Thus far we have largely discussed efforts by national governments and by regions to reduce the threats of terrorist finance or involvement by charitable entities through the enhanced use of counter-terrorism law and policy. But faced with the impact of counterterrorism law and policy on civil society, civil society groups have responded in different ways. At the national level, as mentioned in the chapters on the United States, the United Kingdom, Canada, and India, nonprofit groups and coalitions have opposed specific elements of anti-terrorism law and policy that seem directed against, or likely to have a disproportionate impact on civil society. In the United States, for example, organizations like OMBWatch,

the American Civil Liberties Union (ACLU), the Council on Foundations and others have played important roles in identifying and, where possible, seeking to ameliorate those impacts. In the United Kingdom, the National Council on Voluntary Organizations (NCVO) has tried to warn of the dangers of reducing the role of the Charity Commission in investigating and responding to links between charities and terrorism.

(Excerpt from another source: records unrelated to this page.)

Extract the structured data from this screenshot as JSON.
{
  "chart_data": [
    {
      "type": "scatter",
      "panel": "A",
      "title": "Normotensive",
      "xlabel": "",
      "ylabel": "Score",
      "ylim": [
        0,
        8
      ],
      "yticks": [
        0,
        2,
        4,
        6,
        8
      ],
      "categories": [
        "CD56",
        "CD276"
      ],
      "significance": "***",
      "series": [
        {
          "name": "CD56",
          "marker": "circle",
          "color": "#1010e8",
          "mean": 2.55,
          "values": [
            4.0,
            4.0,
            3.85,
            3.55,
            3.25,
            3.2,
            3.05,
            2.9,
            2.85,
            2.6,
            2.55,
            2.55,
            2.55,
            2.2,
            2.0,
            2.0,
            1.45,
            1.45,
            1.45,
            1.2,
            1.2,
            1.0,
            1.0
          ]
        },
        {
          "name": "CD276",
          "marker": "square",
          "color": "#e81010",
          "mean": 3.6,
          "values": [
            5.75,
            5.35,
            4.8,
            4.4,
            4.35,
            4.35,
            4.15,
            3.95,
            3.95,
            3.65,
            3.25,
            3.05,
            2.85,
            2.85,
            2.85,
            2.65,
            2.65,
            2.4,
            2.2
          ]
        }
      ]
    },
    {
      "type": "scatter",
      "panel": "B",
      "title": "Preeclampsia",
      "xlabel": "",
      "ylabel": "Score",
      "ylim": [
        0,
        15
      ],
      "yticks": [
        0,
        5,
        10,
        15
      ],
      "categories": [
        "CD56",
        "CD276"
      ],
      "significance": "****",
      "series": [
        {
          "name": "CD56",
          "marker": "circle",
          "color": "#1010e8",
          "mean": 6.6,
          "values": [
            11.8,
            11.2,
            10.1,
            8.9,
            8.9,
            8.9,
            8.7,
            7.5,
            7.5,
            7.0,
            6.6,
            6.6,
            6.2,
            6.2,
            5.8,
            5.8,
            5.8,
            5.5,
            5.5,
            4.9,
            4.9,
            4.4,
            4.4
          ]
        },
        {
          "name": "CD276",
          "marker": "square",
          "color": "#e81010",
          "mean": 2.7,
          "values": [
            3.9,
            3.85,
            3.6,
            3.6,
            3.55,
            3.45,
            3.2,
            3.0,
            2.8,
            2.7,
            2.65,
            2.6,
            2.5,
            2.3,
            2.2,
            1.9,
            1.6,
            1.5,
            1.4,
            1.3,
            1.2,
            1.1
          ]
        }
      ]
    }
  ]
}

In the United States, the United Kingdom, India, and Canada, Muslim representative and lobbying groups have sought to point out discrimination against Muslim nonprofits and charities where it appears. Beyond these largely national efforts, several other initiatives are

underway to ease restrictions on Muslim charities, reduce government interference with Muslim charities uninvolved with terrorism, increase confidence in the Muslim charitable sector, and promote governance and accountability in the sector. These are diverse efforts, some more advanced that others. Some of these projects are largely defensive in nature – defensive for the Muslim charitable sector in individual countries, or more specifically defensive for organizations closed, charged or under investigation. Most are also future oriented, seeking to re-establish a

significant presence for Islamic charity in the Western charitable world while improving practices in the sector and, of course, reducing the possibility that these charities can be used for terrorist purposes. Some may be defensive, confidence-building, and self-regulatory all at the same time – a fascinating attempt to rebuild a sector that has been significantly damaged in a number of countries.